Nella riflessione che precede la preghiera mariana dell’Angelus, Papa Francesco parla dell’episodio evangelico che vede protagonista un uomo nato cieco al quale Gesù ridona la vista. La miracolosa guarigione suscita però reazioni contrastanti fra la gente. Emergono cuori chiusi, perché non vogliono cambiare, sono bloccati dalla paura, dice il Papa, che esorta a vedere le varie circostanze della vita come occasioni per operare il bene

Un prodigio accolto in malo modo: si può descrivere così la guarigione da parte di Gesù dell’uomo cieco dalla nascita che suscita reazioni negative tra la gente. All’Angelus, commentando il Vangelo domenicale, Papa Francesco le descrive una per una, evidenziando quanta poca apertura verso l’altro ci sia nel cuore dell’uomo ed invita a leggere la narrazione di Giovanni, “che fa vedere come procede il cuore umano: il cuore umano buono, il cuore umano tiepido, il cuore umano timoroso, il cuore umano coraggioso”. I discepoli, per primi, si chiedono se quel cieco guarito non vedeva per colpa sua o dei suoi genitori e scadono nel chiacchiericcio, fa notare il Pontefice:

Cercano un colpevole; e noi tante volte cadiamo in questo che è tanto comodo: cercare un colpevole, anziché porsi domande più impegnative nella vita.

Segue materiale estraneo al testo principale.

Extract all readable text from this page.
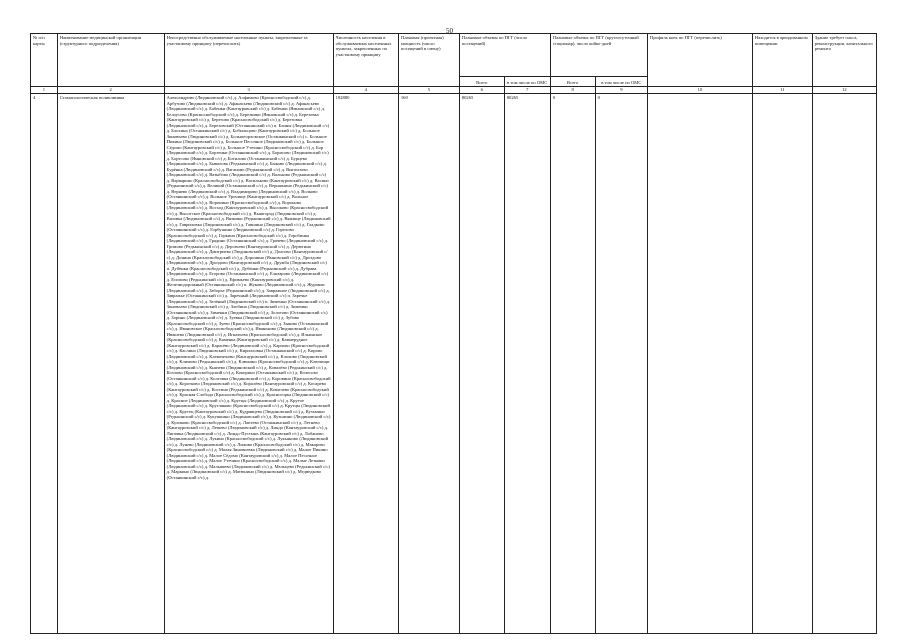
50
№ п/п карты	Наименование медицинской организации (структурного подразделения)	Непосредственно обслуживаемые населенные пункты, закрепленные за участковому принципу (перечислить)	Численность населения в обслуживаемых населенных пунктах, закрепленных по участковому принципу	Плановая (проектная) мощность (число посещений в смену)	Плановые объемы по ПГГ (число посещений)		Плановые объемы по ПГГ (круглосуточный стационар), число койко-дней		Профиль коек по ПГГ (перечислить)	Находится в арендованном помещении	Здание требует сноса, реконструкции, капитального ремонта
					Всего	в том числе по ОМС	Всего	в том числе по ОМС			
1	2	3	4	5	6	7	8	9	10	11	12
4	Стоматологическая поликлиника	Александрово (Людиновский с/с) д. Алфимово (Красносвободский с/с) д. Арбузово (Людиновский с/с) д. Афанасьево (Людиновский с/с) д. Афанасьево (Людиновский с/с) д. Бабенки (Кантауровский с/с) д. Бабенки (Ямновский с/с) д. Белоусово (Красносвободский с/с) д. Березники (Ямновский с/с) д. Березовка (Кантауровский с/с) д. Березово (Красносвободский с/с) д. Березовка (Людиновский с/с) д. Березовский (Останкинский с/с) п. Блины (Людиновский с/с) д. Блохино (Останкинский с/с) д. Бобыльцово (Кантауровский с/с) д. Большое Зиновьево (Людиновский с/с) д. Большеорловское (Останкинский с/с) с. Большое Пикино (Людиновский с/с) д. Большое Песочное (Людиновский с/с) д. Большое Сёдомо (Кантауровский с/с) д. Большое Утечино (Красносвободский с/с) д. Бор (Людиновский с/с) д. Борзенки (Останкинский с/с) д. Борисово (Людиновский с/с) д. Бортсово (Ямновский с/с) д. Ботилово (Останкинский с/с) д. Бурцево (Людиновский с/с) д. Бывалово (Редькинский с/с) д. Быково (Людиновский с/с) д. Бурёнка (Людиновский с/с) д. Ваганово (Редькинский с/с) д. Выползово (Людиновский с/с) д. Вазыбово (Людиновский с/с) д. Вальково (Редькинский с/с) д. Варварино (Красносвободский с/с) д. Васильково (Кантауровский с/с) д. Васино (Редькинский с/с) д. Великий (Останкинский с/с) д. Вершинино (Редькинский с/с) д. Веряево (Людиновский с/с) д. Владимирово (Людиновский с/с) д. Волково (Останкинский с/с) д. Вольное Урочище (Кантауровский с/с) д. Вольное (Людиновский с/с) д. Воронино (Красносвободский с/с) д. Вороново (Людиновский с/с) д. Восход (Кантауровский с/с) д. Высоково (Красносвободский с/с) д. Высотское (Красносвободский с/с) д. Вышгород (Людиновский с/с) д. Вязовка (Людиновский с/с) д. Вязники (Редькинский с/с) д. Вяжище (Людиновский с/с) д. Гавриловка (Людиновский с/с) д. Гавшино (Людиновский с/с) д. Гладково (Останкинский с/с) д. Горбушино (Людиновский с/с) д. Горелово (Красносвободский с/с) д. Горкино (Красносвободский с/с) д. Горобинка (Людиновский с/с) д. Градино (Останкинский с/с) д. Грачево (Людиновский с/с) д. Громово (Редькинский с/с) д. Дергачево (Кантауровский с/с) д. Дерюгино (Людиновский с/с) д. Дмитриево (Людиновский с/с) д. Долгово (Кантауровский с/с) д. Донино (Красносвободский с/с) д. Доронино (Ямновский с/с) д. Дроздово (Людиновский с/с) д. Дроздово (Кантауровский с/с) д. Дружба (Людиновский с/с) п. Дубёнки (Красносвободский с/с) д. Дубёнки (Редькинский с/с) д. Дубрава (Людиновский с/с) д. Егорово (Останкинский с/с) д. Елизарово (Людиновский с/с) д. Есипово (Редькинский с/с) д. Ефимьево (Кантауровский с/с) д. Железнодорожный (Останкинский с/с) п. Жуково (Людиновский с/с) д. Журавли (Людиновский с/с) д. Заборье (Редькинский с/с) д. Завражное (Людиновский с/с) д. Завражье (Останкинский с/с) д. Заречный (Людиновский с/с) п. Заречье (Людиновский с/с) д. Зелёный (Людиновский с/с) п. Зименки (Останкинский с/с) д. Зиновьево (Людиновский с/с) д. Злобино (Людиновский с/с) д. Зименки (Останкинский с/с) д. Зименки (Людиновский с/с) д. Золотово (Останкинский с/с) д. Зорино (Людиновский с/с) д. Зуевка (Людиновский с/с) д. Зубово (Красносвободский с/с) д. Зуево (Красносвободский с/с) д. Зыково (Останкинский с/с) д. Ивановское (Красносвободский с/с) д. Иваньково (Людиновский с/с) д. Ивашево (Людиновский с/с) д. Игнатьево (Красносвободский с/с) д. Ильинское (Красносвободский с/с) д. Каменка (Кантауровский с/с) д. Камнерудное (Кантауровский с/с) д. Карасёво (Людиновский с/с) д. Карпово (Красносвободский с/с) д. Каслино (Людиновский с/с) д. Кирилловка (Останкинский с/с) д. Кирово (Людиновский с/с) д. Клементьево (Кантауровский с/с) д. Клоково (Людиновский с/с) д. Климово (Редькинский с/с) д. Клюкино (Красносвободский с/с) д. Ключищи (Людиновский с/с) д. Князево (Людиновский с/с) д. Ковалёво (Редькинский с/с) д. Козлово (Красносвободский с/с) д. Кокорино (Останкинский с/с) д. Колесово (Останкинский с/с) д. Колтовка (Людиновский с/с) д. Коровино (Красносвободский с/с) д. Коротково (Людиновский с/с) д. Королёво (Кантауровский с/с) д. Косарево (Кантауровский с/с) д. Костино (Редькинский с/с) д. Кошелево (Красносвободский с/с) д. Красная Слобода (Красносвободский с/с) д. Красногорка (Людиновский с/с) д. Красное (Людиновский с/с) д. Крутцы (Людиновский с/с) д. Крутое (Людиновский с/с) д. Кругляково (Красносвободский с/с) д. Крутцы (Людиновский с/с) д. Крутец (Кантауровский с/с) д. Кудрявцево (Людиновский с/с) д. Кузьмино (Редькинский с/с) д. Кукушкино (Людиновский с/с) д. Кузьмино (Людиновский с/с) д. Куликово (Красносвободский с/с) д. Лаптево (Останкинский с/с) д. Летнево (Кантауровский с/с) д. Лешево (Людиновский с/с) д. Линдо (Кантауровский с/с) д. Липовка (Людиновский с/с) д. Линдо-Пустынь (Кантауровский с/с) д. Лобаново (Людиновский с/с) д. Лукино (Красносвободский с/с) д. Лукьяново (Людиновский с/с) д. Лунево (Людиновский с/с) д. Лыково (Красносвободский с/с) д. Макарово (Красносвободский с/с) д. Малая Зиновьевка (Людиновский с/с) д. Малое Пикино (Людиновский с/с) д. Малое Сёдомо (Кантауровский с/с) д. Малое Песочное (Людиновский с/с) д. Малое Утечино (Красносвободский с/с) д. Малые Летники (Людиновский с/с) д. Малышево (Людиновский с/с) д. Мальцево (Редькинский с/с) д. Маркино (Людиновский с/с) д. Матюнино (Людиновский с/с) д. Медведково (Останкинский с/с) д.	182880	160	80265	80265	0	0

Cuori chiusi ai segni di Gesù

Poi ci sono gli scettici, che dubitano possa trattarsi di quel cieco che molti avevano visto mendicare. La gente ha paura, insomma, spiega il Papa, e non si pronuncia:

In tutte queste reazioni, emergono cuori chiusi di fronte al segno di Gesù, per motivi diversi: o perché cercano un colpevole, o perché non sanno stupirsi, perché non vogliono cambiare, perché sono bloccati dalla paura. E tante situazioni assomigliano oggi a questo. Davanti a una cosa che è proprio un messaggio di testimonianza di una persona, un messaggio di Gesù, noi cadiamo in questo: cerchiamo un’altra spiegazione, non vogliamo cambiare, cerchiamo di cercare una via di uscita più elegante che accettare la verità.

Cristo dà piena dignità all’uomo

All’opposto l’uomo nato cieco, felice di vedere, testimonia con semplicità “quanto gli è accaduto”, fa notare Francesco, e dice: “Ero cieco e ora ci vedo” e “libero nel corpo e nello spirito, rende testimonianza a Gesù: non inventa nulla e non nasconde nulla”.

Non ha paura di quello che diranno gli altri: il sapore amaro dell’emarginazione lo ha già conosciuto, lo ha conosciuto per tutta la vita, ha già sentito su di sé l’indifferenza e, il disprezzo dei passanti, di chi lo considerava come uno scarto della società, utile al massimo per il pietismo di qualche elemosina.

Guarito, l’uomo nato cieco, non teme più gli atteggiamenti sprezzanti della gente, perché Gesù gli ha dato piena dignità, specifica il Pontefice.

E questo è chiaro, succede sempre: quando Gesù ti guarisce, quando Gesù ci guarisce, ci ridona dignità, la dignità della guarigione di Gesù; ma piena, una dignità che esce dal fondo del cuore, che prende tutta la vita.

Questa è la dignità di una persona che si sa guarita e riprende, rinasce”, rimarca Francesco.

Stupirsi dei doni di Dio

Tutto questo deve indurre a riflettere, osserva il Papa, a porsi delle domande: “come il cieco, sappiamo vedere il bene ed esser grati per i doni che riceviamo?”, e poi “testimoniamo Gesù oppure spargiamo critiche e sospetti? Siamo liberi di fronte ai pregiudizi o ci associamo a quelli che diffondono negatività e pettegolezzi?”. E ancora, continua il Papa, “siamo felici di dire che Gesù ci ama e che ci salva” o “ci lasciamo ingabbiare dal timore di quello che penserà la gente?” come “i tiepidi di cuore che non accettano la verità e non hanno il coraggio di dire: ‘No, questo è così'”. E come accogliamo le difficoltà e “le persone che hanno tante limitazioni nella vita? Siano fisiche, come questo cieco; siano sociali, come i mendicanti che troviamo per la strada”? Le vediamo “come una maledizione o come occasione per farci vicini a loro con amore?”.

Da qui l’invito di Francesco a chiedere la grazia di stupirsi “ogni giorno dei doni di Dio e di vedere le varie circostanze della vita, anche le più difficili da accettare, come occasioni per operare il bene, come ha fatto Gesù col cieco”.